Il s’agit par contre de ne pas oublier les luttes sociales menées aux États-Unis par les classes populaires et par de nombreux travailleurs noirs, et d’insister sur le fait que les violences policières, l’exploitation, les inégalités et les discriminations ne pourront pas être combattues sans une remise en cause radicale de l’ordre économique et politique qui en est à l’origine, et qui nécessite le recours à la police pour se maintenir. Car, comme l’écrit Jacobin Mag, revue de gauche américaine à l’origine de cette publication, « si des entreprises ont su adopter une rhétorique antiraciste, pour autant elles ne parviendront pas à éradiquer l’insécurité et l’inégalité économiques dont les actionnaires ont besoin, et qu’ils souhaitent faire perdurer par le recours à la police. »
Juin 2020 n’a pas été un bon mois pour les propriétaires d’esclaves et les impérialistes, ou du moins pas pour leurs représentations en pierre et en bronze. Au milieu des protestations qui ont suivi le meurtre de George Floyd par la police de Minneapolis, les foules du monde entier ont exigé le retrait des icônes racistes, certains manifestants prenant la responsabilité d’abattre les statues incriminées.
Les protestations ont donné un nouvel élan aux efforts déployés de longue date pour débarrasser les villes du sud des monuments à la gloire des Confédérés. Le long de la Monument Avenue de Richmond, en Virginie, où des militants réclament depuis longtemps le retrait des monuments rendant hommage à des héros confédérés tels que J. E. B. Stuart et Robert E. Lee, les manifestants ont tagué sur des piédestaux divers slogans, tels que « ACAB », « Stop à la suprématie blanche » et « Fuck 12 ». Alors que les procédures légales visant à faire enlever les statues offensantes s’éternisaient dans les tribunaux, les manifestants ont transformé de manière immédiate le monument Lee en un site coloré où des artistes et des foules se sont rassemblés dans le cadre de manifestations et d’hommages à des civils noirs tués par la police.
À la Nouvelle-Orléans, des manifestants armés de corde, d’un ciseau et d’un skateboard ont renversé le buste du propriétaire d’esclaves John McDonogh et l’ont jeté dans le fleuve Mississippi. La rébellion contre les symboles du racisme s’est également étendue à l’autre côté de l’Atlantique. Dans la ville portuaire anglaise de Bristol, le moulage en bronze d’Edward Colston, un marchand d’esclaves du XVIIe siècle, a été démantelé et jeté dans le port.

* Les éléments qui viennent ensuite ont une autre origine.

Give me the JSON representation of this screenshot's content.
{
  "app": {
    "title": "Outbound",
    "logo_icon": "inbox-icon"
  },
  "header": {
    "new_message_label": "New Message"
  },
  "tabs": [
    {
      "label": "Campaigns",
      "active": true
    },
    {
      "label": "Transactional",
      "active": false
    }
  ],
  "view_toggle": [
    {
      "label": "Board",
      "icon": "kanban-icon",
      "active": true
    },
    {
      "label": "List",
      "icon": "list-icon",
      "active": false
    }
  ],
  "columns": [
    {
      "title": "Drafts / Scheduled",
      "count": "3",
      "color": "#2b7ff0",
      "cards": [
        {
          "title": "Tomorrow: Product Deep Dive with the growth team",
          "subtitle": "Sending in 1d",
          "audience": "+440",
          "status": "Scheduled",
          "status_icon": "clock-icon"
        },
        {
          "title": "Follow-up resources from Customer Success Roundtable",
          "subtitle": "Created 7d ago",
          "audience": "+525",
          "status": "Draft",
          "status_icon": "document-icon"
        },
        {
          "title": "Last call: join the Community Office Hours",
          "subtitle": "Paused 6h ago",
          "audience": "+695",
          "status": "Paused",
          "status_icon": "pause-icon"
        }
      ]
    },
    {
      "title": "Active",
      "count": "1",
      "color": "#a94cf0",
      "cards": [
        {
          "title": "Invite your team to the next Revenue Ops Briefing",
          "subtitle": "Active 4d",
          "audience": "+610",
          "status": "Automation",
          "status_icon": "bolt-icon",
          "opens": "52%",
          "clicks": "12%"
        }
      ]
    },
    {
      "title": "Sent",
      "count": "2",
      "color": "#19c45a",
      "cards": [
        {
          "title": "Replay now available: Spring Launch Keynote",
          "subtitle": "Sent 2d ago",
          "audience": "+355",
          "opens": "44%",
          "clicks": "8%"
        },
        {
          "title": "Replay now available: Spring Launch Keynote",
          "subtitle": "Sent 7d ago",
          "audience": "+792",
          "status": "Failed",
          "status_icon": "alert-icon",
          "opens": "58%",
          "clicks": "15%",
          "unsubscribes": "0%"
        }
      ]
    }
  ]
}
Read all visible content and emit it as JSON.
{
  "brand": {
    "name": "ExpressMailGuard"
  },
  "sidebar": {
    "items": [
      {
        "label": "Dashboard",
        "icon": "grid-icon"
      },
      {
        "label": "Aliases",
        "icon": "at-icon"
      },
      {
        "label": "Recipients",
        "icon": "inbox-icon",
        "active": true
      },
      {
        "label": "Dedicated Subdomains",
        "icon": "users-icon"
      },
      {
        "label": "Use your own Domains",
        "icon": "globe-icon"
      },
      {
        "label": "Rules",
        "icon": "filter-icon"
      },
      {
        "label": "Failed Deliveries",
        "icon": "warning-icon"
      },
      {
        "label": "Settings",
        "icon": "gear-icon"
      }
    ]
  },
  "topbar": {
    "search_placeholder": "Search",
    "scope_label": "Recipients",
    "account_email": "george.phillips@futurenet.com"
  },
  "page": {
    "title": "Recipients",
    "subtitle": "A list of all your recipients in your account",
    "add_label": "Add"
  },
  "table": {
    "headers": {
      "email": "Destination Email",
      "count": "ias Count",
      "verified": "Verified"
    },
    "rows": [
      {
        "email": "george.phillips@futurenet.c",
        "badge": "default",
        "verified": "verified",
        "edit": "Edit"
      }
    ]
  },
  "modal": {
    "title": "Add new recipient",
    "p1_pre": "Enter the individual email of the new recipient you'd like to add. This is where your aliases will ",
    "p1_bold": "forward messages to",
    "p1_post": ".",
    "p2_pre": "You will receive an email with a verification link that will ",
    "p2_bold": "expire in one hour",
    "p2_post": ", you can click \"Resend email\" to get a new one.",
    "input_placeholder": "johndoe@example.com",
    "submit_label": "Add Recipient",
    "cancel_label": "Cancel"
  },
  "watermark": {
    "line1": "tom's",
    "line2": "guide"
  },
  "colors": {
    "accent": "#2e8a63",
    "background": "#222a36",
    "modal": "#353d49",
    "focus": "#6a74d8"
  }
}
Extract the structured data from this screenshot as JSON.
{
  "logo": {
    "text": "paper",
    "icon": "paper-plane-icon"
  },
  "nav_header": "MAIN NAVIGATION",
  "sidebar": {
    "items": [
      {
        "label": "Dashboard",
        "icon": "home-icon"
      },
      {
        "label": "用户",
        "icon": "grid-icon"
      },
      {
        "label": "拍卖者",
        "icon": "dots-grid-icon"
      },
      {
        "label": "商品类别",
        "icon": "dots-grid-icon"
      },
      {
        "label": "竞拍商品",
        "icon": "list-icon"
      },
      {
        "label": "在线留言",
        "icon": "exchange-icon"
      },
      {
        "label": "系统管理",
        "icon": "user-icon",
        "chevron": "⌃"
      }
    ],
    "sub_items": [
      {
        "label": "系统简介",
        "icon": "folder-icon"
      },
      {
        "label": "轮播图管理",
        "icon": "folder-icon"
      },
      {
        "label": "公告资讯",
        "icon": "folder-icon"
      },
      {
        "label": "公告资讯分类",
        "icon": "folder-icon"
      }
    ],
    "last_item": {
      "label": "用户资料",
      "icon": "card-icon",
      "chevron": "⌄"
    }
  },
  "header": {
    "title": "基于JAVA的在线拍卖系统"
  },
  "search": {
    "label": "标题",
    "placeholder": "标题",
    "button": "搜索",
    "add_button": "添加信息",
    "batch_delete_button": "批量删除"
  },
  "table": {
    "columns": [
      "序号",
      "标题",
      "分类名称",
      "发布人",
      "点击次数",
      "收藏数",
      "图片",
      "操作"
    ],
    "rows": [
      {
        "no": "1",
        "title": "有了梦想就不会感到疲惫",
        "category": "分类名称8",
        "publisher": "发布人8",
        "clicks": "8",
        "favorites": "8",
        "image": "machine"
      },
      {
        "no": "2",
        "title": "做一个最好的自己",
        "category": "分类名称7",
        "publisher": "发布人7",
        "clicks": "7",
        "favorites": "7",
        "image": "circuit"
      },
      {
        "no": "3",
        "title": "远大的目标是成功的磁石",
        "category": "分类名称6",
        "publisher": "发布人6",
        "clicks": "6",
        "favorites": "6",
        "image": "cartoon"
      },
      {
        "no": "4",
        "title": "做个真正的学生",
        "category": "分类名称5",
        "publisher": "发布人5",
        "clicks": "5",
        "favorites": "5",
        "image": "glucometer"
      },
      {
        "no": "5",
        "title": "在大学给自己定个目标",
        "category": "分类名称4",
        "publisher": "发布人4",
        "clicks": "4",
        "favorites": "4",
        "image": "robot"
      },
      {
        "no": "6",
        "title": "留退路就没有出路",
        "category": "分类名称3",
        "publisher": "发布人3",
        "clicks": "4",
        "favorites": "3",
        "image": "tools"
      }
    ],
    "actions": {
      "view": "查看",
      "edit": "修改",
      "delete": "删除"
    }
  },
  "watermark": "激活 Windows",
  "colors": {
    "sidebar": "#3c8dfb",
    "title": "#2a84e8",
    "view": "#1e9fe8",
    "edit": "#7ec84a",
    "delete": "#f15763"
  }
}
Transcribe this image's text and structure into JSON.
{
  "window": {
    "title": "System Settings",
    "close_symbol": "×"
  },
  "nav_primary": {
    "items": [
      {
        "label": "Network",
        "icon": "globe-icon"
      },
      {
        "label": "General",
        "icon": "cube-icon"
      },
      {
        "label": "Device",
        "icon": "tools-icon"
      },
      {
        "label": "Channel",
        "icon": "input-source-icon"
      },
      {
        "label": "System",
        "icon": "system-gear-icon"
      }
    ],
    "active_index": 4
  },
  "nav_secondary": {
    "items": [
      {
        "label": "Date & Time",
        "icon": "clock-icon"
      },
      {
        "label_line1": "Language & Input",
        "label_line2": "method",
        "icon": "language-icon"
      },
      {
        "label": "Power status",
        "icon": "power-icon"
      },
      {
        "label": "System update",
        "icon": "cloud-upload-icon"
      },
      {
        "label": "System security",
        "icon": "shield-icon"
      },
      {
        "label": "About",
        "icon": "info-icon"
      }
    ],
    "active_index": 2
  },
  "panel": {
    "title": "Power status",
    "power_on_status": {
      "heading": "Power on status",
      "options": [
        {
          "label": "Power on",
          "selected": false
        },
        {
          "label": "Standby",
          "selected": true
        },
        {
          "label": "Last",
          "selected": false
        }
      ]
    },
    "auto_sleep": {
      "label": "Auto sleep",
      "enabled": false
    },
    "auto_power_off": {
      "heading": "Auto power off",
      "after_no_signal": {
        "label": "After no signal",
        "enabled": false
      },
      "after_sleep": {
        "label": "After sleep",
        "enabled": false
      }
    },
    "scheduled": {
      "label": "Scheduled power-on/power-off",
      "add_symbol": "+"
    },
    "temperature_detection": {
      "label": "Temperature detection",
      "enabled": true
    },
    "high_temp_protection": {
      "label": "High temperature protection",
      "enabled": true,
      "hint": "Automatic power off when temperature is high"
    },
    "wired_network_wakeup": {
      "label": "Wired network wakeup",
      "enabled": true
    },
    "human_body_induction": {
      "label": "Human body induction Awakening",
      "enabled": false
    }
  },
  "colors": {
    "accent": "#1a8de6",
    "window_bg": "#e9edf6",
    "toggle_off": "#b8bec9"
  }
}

Je me soucie assez peu de ces monuments rendant hommage à l’esclavage et à l’empire. Bon débarras. Les manifestants ont relancé un processus de reconnaissance et de mémoire historique, qui aurait dû avoir lieu depuis longtemps. Cependant, les cibles qu’ils ont choisies reflètent également une relative impuissance face aux forces contemporaines. La politique symbolique que nous connaissons actuellement, qui se traduit dans des termes tels que « privilège de la peau blanche » et « trouble post-traumatique de l’esclavage », a été endossée avec enthousiasme par la classe des actionnaires, précisément parce qu’elle s’écarte des décisions réelles des entreprises qui justifient l’exploitation, rationalisent l’obsolescence et le gaspillage et reproduisent l’inégalité, tout cela dans un but de profit.